Toplumun tüm sorunlarının ortak değer stratejileri ile çözüldüğü iddia edilemez. Bununla birlikte, geleneksel olarak bu görevin sadece hükümetlere ve STK'lara verildiği göz önüne alındığında, ortak değer yaratmak, şirketleri ilerlemeyi sağlamak için becerilerini, kaynaklarını ve yönetim kapasitelerini kullanmaya teşvik ederek gerçek bir devrimi temsil eder.
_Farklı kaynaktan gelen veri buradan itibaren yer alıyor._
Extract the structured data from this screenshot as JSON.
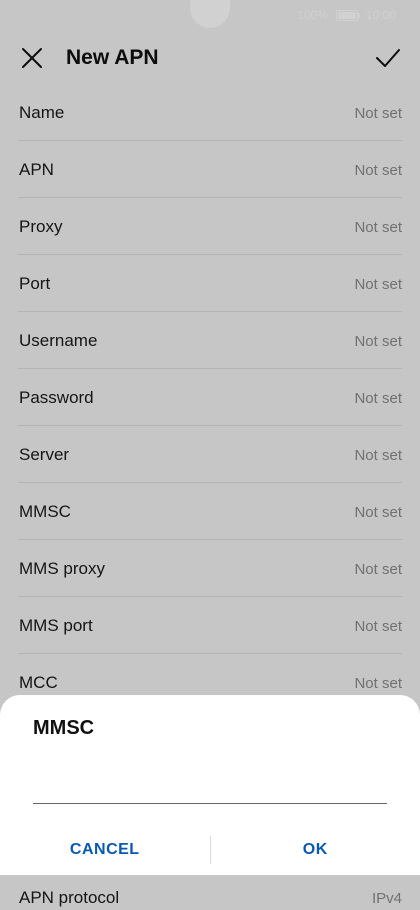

Ortak değer üretmek, gider olarak değil, iş başarısına bağlı orta ve uzun vadeli bir yatırım olarak ele alınmalıdır. Bu, belirli eylemlerin uygulanmasından çok, iş yapma biçimindeki zihniyet değişikliğidir.
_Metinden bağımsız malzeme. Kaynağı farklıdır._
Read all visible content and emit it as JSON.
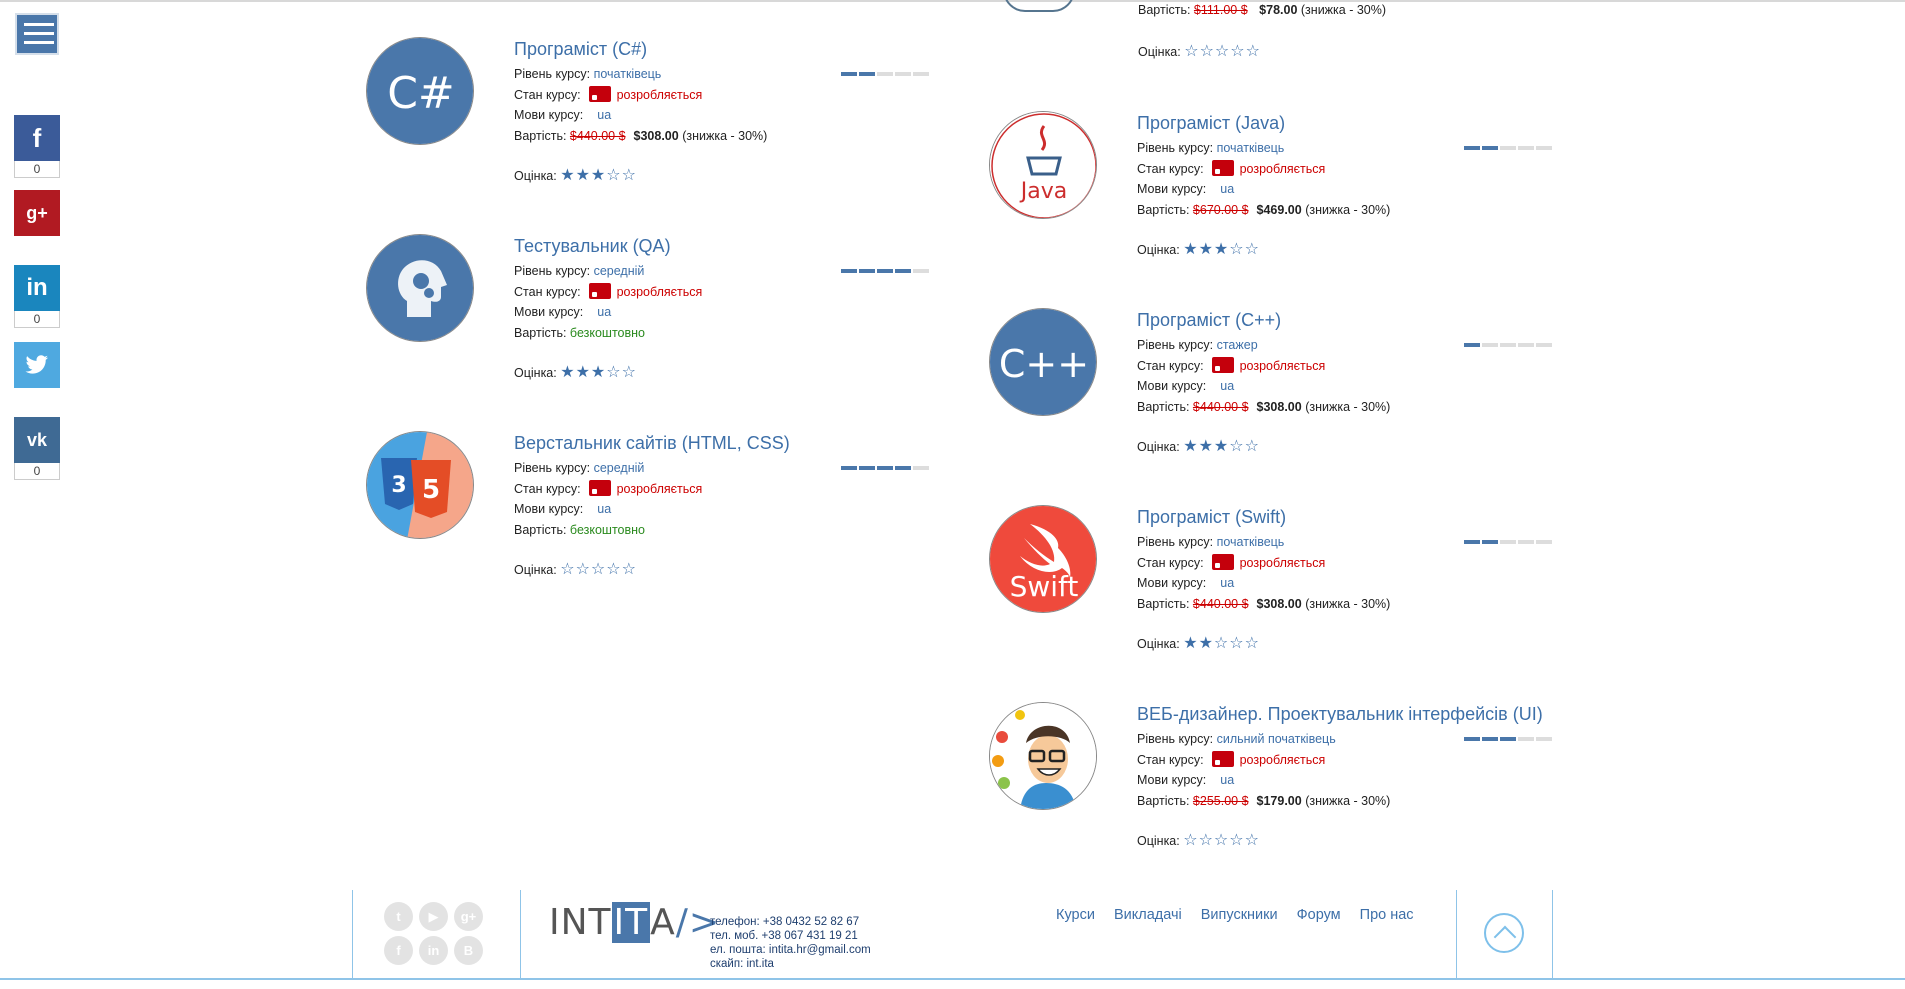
{
  "social": {
    "facebook_count": "0",
    "linkedin_count": "0",
    "vk_count": "0"
  },
  "labels": {
    "level": "Рівень курсу:",
    "status": "Стан курсу:",
    "langs": "Мови курсу:",
    "price": "Вартість:",
    "rating": "Оцінка:"
  },
  "top_partial": {
    "old_price": "$111.00 $",
    "new_price": "$78.00",
    "discount": "(знижка - 30%)",
    "rating_label": "Оцінка:"
  },
  "courses_left": [
    {
      "title": "Програміст (C#)",
      "level": "початківець",
      "status": "розробляється",
      "lang": "ua",
      "old_price": "$440.00 $",
      "new_price": "$308.00",
      "discount": "(знижка - 30%)",
      "free": "",
      "stars": 3,
      "level_bars": 2,
      "logo": "csharp-logo"
    },
    {
      "title": "Тестувальник (QA)",
      "level": "середній",
      "status": "розробляється",
      "lang": "ua",
      "old_price": "",
      "new_price": "",
      "discount": "",
      "free": "безкоштовно",
      "stars": 3,
      "level_bars": 4,
      "logo": "qa-logo"
    },
    {
      "title": "Верстальник сайтів (HTML, CSS)",
      "level": "середній",
      "status": "розробляється",
      "lang": "ua",
      "old_price": "",
      "new_price": "",
      "discount": "",
      "free": "безкоштовно",
      "stars": 0,
      "level_bars": 4,
      "logo": "html-css-logo"
    }
  ],
  "courses_right": [
    {
      "title": "Програміст (Java)",
      "level": "початківець",
      "status": "розробляється",
      "lang": "ua",
      "old_price": "$670.00 $",
      "new_price": "$469.00",
      "discount": "(знижка - 30%)",
      "free": "",
      "stars": 3,
      "level_bars": 2,
      "logo": "java-logo"
    },
    {
      "title": "Програміст (C++)",
      "level": "стажер",
      "status": "розробляється",
      "lang": "ua",
      "old_price": "$440.00 $",
      "new_price": "$308.00",
      "discount": "(знижка - 30%)",
      "free": "",
      "stars": 3,
      "level_bars": 1,
      "logo": "cpp-logo"
    },
    {
      "title": "Програміст (Swift)",
      "level": "початківець",
      "status": "розробляється",
      "lang": "ua",
      "old_price": "$440.00 $",
      "new_price": "$308.00",
      "discount": "(знижка - 30%)",
      "free": "",
      "stars": 2,
      "level_bars": 2,
      "logo": "swift-logo"
    },
    {
      "title": "ВЕБ-дизайнер. Проектувальник інтерфейсів (UI)",
      "level": "сильний початківець",
      "status": "розробляється",
      "lang": "ua",
      "old_price": "$255.00 $",
      "new_price": "$179.00",
      "discount": "(знижка - 30%)",
      "free": "",
      "stars": 0,
      "level_bars": 3,
      "logo": "ui-designer-logo"
    }
  ],
  "footer": {
    "brand_a": "INT",
    "brand_b": "IT",
    "brand_c": "A",
    "brand_slash": "/>",
    "phone": "телефон: +38 0432 52 82 67",
    "mobile": "тел. моб. +38 067 431 19 21",
    "email": "ел. пошта: intita.hr@gmail.com",
    "skype": "скайп: int.ita",
    "nav": [
      "Курси",
      "Викладачі",
      "Випускники",
      "Форум",
      "Про нас"
    ]
  },
  "colors": {
    "accent": "#4a77aa",
    "danger": "#cc0000",
    "free": "#2a8a1e"
  }
}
İlk olarak, üst yönetimden ve kuruluşların tüm çalışanlarından ve işbirlikçilerinden sağlam bir taahhüt oluşturmak gerekir. çünkü ortak değer yaratmak için gerekli olan kapasite, yeterlilikler ve faaliyetler geleneksel değildir; karşılıklı bağımlılık ve üretken diyalog ön plana çıkıyor, girişimci ruhu ve çevrenin daha geniş bir çerçeveyle sürekli olarak gözlemlenmesi, belirsizlikle bir arada bulunma, büyük ölçekte uygulanan yenilik ve hepsinden öte liderlik gelişimi, bir özellik olarak değil bireysel ama yüksek etkili dönüştürücü bir mücadeleyi yönetmek için bir grup kişiyi harekete geçirme yeteneği olarak. (Mutis, sf)

Referanslar

  1. Barco, JM (09 Mart 2015). KSS blog'u. Http://www.responsabilidadsocialempresarial.com/ Compromiso Empresarial adresinden alınmıştır. (12 Şubat 2011). Alınan: http://www.compromisoempresarial.com/otras/2011/02/creacion-de-valor-compartido/Díaz, N. (2014). Kurumsal Sosyal Sorumluluk ve Paylaşılan Değer Yaratma, Yönetimin Sürdürülebilirliği. Uluslararası İyi Vicdan Dergisi, 127-144 Díaz, N. (2015). Ortak değer yaratma: sürdürülebilirlik stratejileri ve iş geliştirme. Latin Amerika kültürü. EAN Üniversitesi Díaz, N. ve Castaño, C. (2013). Yeni İş Geliştirme Stratejisi Olarak Paylaşılan Değer. Uluslararası İyi Vicdan Dergisi, 82-100. Pazar, J. (2004). SISIBIB. Kütüphane Sistemi. Http://sisbib.unmsm.edu adresinden elde edildi.pe / bibvirtual / yayınlar / uygulama / v07_n13 / a07.htm Fern origin, R. (09 Ocak 2014). Sorumlu gazete. Http://diarioresponsable.com/opinion/17011-el-valor-compartido-una-evolucion-de-la-rseGuardia, R. (22 Aralık 2010). KSS taahhüdü. Alınan: http://www.compromisorse.com/opinion/ Presidente / valores – pazarlama / ramon-guardia / el-futuro-de-la-rse-el-valor-compartido / 2010-12-22 / Inter Negocios. (20 Ağustos 2015). Alınan: http://www.internegos.com/Main/Article/13/Diferencia-entre-valor-compartido-y-responsabilidad-social-empresarial IRADE. (23 Kasım 2011). Alınan: http://irade.cl/articulos-de-interes/525/%E2%80%9Cla-creacion-de-valor-compartido%E2%80%9D/Muñoz, J. (2013). İş etiği, Kurumsal Sosyal Sorumluluk (CSR) ve Paylaşılan Değer Yaratma (CVC). GCG Dergisi.Küreselleşme, Rekabet Edebilirlik ve Yönetişim, 76 - 88.Mutis, G. (sf). Paylaşılan değer, yüksek etkili bir iş stratejisi. Şartlar Empresa, 114 - 118. Pasifik Rubiales Enerji. (17 Haziran 2013). Alınan:

Teşekkürler

Orizaba Teknoloji Enstitüsü'ne bağlı idari mühendislik yüksek lisans derecesi profesörü olan araştırma profesörü Fernando Aguirre y Hernández'ya, bu makalenin yapımına ve sistemik düşünme öğrenme sürecindeki yönüne teknik katkılarından dolayı teşekkür ederiz. Aynı şekilde, Meksika'da bilim ve teknolojinin gelişimini teşvik etmeye ve teşvik etmeye adanmış Ulusal Bilim ve Teknoloji Konseyi'ne (Conacyt), lisansüstü çalışmalar için finansal destek için.